Even the pro-compromise groups are fighting it to the end. They banded together with the Catholic Church in a May 7 letter to House lawmakers that warned the Equality Act, as is, could cut off grants to religious charities and strip government money from religious schools.
Stanley Carlson-Thies, founder of the Institutional Religious Freedom Alliance, joined the letter along with the Council of Christian Colleges and Universities and National Association of Evangelicals. And yet all three groups are simultaneously backing a Fairness for All compromise as a concept. (None are making an endorsement on legislation before it is made public.)
Details of the bill are still under wraps, but Carlson-Thies outlined some of what he considers six “win-win” scenarios for a compromise in an essay published in April.
He proposes banning LGBT discrimination in public accommodations, like restaurants, but he asked if “holy spaces” that rent out facilities to the public could refuse to abide by LGBT protections. He also contemplates protecting transgender people who seek health care for the flu, but suggests protecting doctors “who for reasons of religion or conscience are unable to perform sex-change operations or gender identity transition treatments.”
This line of thinking is motivated in part by self-protection, seeking to avoid a court ruling that cuts against the religious right, whether it’s based on current law or an interpretation of the Equality Act. They fear courts may hear another cake shop case and order that stores must sell wedding accessories to gays — religion be damned. They can avoid decisions like those, the thinking goes, by baking moderate exemptions into federal law now.

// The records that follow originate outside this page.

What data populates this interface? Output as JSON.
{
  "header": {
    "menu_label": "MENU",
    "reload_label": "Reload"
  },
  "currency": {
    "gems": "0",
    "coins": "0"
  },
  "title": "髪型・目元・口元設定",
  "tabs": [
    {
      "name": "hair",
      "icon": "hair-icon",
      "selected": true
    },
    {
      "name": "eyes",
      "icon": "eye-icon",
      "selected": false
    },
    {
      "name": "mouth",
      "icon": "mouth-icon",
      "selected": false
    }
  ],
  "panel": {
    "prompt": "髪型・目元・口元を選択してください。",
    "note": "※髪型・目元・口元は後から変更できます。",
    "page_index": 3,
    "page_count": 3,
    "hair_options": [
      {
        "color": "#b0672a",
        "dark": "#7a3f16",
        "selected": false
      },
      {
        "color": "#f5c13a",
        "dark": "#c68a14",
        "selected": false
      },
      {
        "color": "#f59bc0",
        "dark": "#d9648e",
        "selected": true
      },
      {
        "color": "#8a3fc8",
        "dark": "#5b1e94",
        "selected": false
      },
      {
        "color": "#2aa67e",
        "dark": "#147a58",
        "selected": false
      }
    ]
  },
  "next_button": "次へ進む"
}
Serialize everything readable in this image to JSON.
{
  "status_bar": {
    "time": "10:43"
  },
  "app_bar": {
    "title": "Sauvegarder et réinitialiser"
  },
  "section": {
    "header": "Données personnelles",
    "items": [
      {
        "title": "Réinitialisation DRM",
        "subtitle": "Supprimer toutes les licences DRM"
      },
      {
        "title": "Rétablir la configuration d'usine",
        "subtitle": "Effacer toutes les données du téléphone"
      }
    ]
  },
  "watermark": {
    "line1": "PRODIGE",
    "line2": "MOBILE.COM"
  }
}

“I think there would be a long list of court cases as a consequence [of the Equality Act], which is not good for gay claimants who have rights that need to be protected, and it would not be good for religious communities, many of whom I think would win,” Carlson-Thies told BuzzFeed News. “I think about what fairness would look like put into the law. That would avoid the court conflict.”
This is not the preference of entrenched boosters of LGBT rights, either. The Human Rights Campaign, which has marshaled the Equality Act, dismisses religion-friendly compromises as “substandard.”
“They are dangerous,” David Stacy, HRC’s director of government affairs, told BuzzFeed News. “Firing a gay worker or refusing medically necessary health care to a transgender person is not religious freedom, it’s discrimination.”
The LDS Church’s call for Fairness for All legislation was, by far, the loudest endorsement this week. Church officials told BuzzFeed News they’ve “seen it work well in Utah,” which banned LGBT discrimination in jobs and housing, but allows workers to express views about marriage (this may mean condemning same-sex weddings around the watercooler).
However, the Utah bill never addressed places of public accommodation — like flower shops and restrooms — which is where LGBT people report some of the most blatant discrimination.
Is the LDS Church willing to budge, expanding on the Utah model to deal with bakers and the like? Lance Walker, the church’s director of public affairs in Washington, DC, said in an email, “We believe there is room in federal legislation for reasonable public accommodations, and encourage our Congressional leaders to work together to find an appropriate balance for preserving religious freedom and protecting the rights of LGBT people.”